Because adults will say, well, look into the field. Or look into the lost field. Can't you see that there? Well, even when they look at it, they can still only see half of it. Because they're missing half of their field of vision. So think of it as something on their eyes like a contact lens. That's the vision that they've lost.
A lot of people ask if the children see black in their lost visual field. What they see is like what you and I see behind us. So I don't see black behind me. I don't see white behind me. I just don't see. I lack vision. So if I think of everything behind me as behind a curtain or a cape-- if I pull that cape in front of my face half way, what a child with hemianopsia sees is really like pulling that cape halfway in front of your face.
It's not that they see black. It's that they totally lack vision. So let's do this exercise again. Now, you're driving along. But with right homonymous hemianopsia, you've lost the entire right field. Now, you look and you see something from the corner of your eye that appears. With a right hemianopsia, now, you're going to shift your gaze with your eyeballs to that thing that you see.
And now, you've lost the whole road in front of you. And this is why 50% of the states in the US prohibit driving with homonymous hemianopsia. Because you have such a loss of the visual field in front of you, you're at a tremendously high risk of hitting pedestrians that are coming into a crosswalk or cars in intersections. And there's actually research to show that that risk goes up significantly in simulated driving situations in adults who were drivers that had occipital lobe stroke.
They hit pedestrians coming into the crosswalk and cars coming in the crosswalk. So here's a kid that you're working with. Now, he sees a friend on the playground. And he's put his gaze here, on the child's face. He never sees that ball coming in the first place if he has a right hemianopsia. So you can have issues on the playground with misunderstanding something as basic as that.
Or they just don't want to play, because they're afraid. Again, they've lost half the playground in their field division. And this is when O&M is so important, especially, is with the younger kids. It's really getting them to understand this vision impairment and how to work with it when playing with other children. You're walking down the hallway. The child has right hemianopsia.

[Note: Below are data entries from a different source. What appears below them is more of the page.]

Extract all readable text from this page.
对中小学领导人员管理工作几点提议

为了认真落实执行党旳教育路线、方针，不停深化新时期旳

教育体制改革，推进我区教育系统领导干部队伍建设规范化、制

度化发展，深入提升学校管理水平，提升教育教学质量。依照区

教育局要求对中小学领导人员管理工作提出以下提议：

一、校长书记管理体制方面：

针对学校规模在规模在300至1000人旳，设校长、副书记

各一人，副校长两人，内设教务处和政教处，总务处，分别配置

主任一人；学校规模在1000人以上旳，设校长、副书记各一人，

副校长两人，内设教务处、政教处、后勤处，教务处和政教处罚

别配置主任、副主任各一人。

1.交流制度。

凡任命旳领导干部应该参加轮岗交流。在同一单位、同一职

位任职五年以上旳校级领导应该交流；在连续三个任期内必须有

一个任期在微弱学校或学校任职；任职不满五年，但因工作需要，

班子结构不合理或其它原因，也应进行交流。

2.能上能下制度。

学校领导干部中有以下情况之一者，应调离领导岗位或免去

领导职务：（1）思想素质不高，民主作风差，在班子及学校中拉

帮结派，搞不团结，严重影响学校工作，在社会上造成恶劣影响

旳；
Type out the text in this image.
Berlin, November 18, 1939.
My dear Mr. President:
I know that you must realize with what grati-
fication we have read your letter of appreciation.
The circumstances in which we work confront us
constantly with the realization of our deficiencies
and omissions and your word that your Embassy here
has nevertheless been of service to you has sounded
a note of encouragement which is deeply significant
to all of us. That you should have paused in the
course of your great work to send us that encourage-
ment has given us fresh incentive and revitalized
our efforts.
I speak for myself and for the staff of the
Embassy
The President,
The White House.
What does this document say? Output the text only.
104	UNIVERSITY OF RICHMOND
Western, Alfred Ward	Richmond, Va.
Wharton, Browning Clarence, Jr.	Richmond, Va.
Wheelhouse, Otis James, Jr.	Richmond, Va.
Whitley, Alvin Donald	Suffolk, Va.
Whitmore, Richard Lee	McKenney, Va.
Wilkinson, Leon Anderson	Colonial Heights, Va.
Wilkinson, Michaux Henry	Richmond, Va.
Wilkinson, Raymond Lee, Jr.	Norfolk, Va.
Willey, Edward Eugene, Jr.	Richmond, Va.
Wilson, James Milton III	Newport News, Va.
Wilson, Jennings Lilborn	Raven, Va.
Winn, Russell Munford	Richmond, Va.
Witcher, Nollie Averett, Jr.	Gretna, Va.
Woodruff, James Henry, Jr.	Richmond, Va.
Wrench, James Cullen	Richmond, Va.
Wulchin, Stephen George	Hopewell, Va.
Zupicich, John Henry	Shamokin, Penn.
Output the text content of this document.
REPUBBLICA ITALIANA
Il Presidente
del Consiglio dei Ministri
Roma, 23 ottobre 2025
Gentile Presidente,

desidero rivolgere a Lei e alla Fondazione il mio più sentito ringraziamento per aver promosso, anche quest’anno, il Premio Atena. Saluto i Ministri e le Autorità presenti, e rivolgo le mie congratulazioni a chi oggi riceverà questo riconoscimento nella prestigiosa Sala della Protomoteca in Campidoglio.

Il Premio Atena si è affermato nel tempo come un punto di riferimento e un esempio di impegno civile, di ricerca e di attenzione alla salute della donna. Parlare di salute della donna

This is all that they see. So they lose all that in the hall. If this is a kid with right hemianopsia after left occipital lobectomy, I would say, they should learn to walk along that wall. So most of their visual field is seeing everything that's coming at them from the left side of the hallway. So for orientation and mobility purposes, the challenges these children are going to have in school are bumping into people and objects, tripping and falling down stairs.
Pouring beverages can be really difficult to do. They may have reduced participation in sports and recess, again, because they're not seeing the world like you and I do. They can only see half at any given time. 50% of the states prohibit driving. And then there's something called visual neglect. So in adults who've had stroke, have you ever heard of somebody that only shaves half of their face after a stroke?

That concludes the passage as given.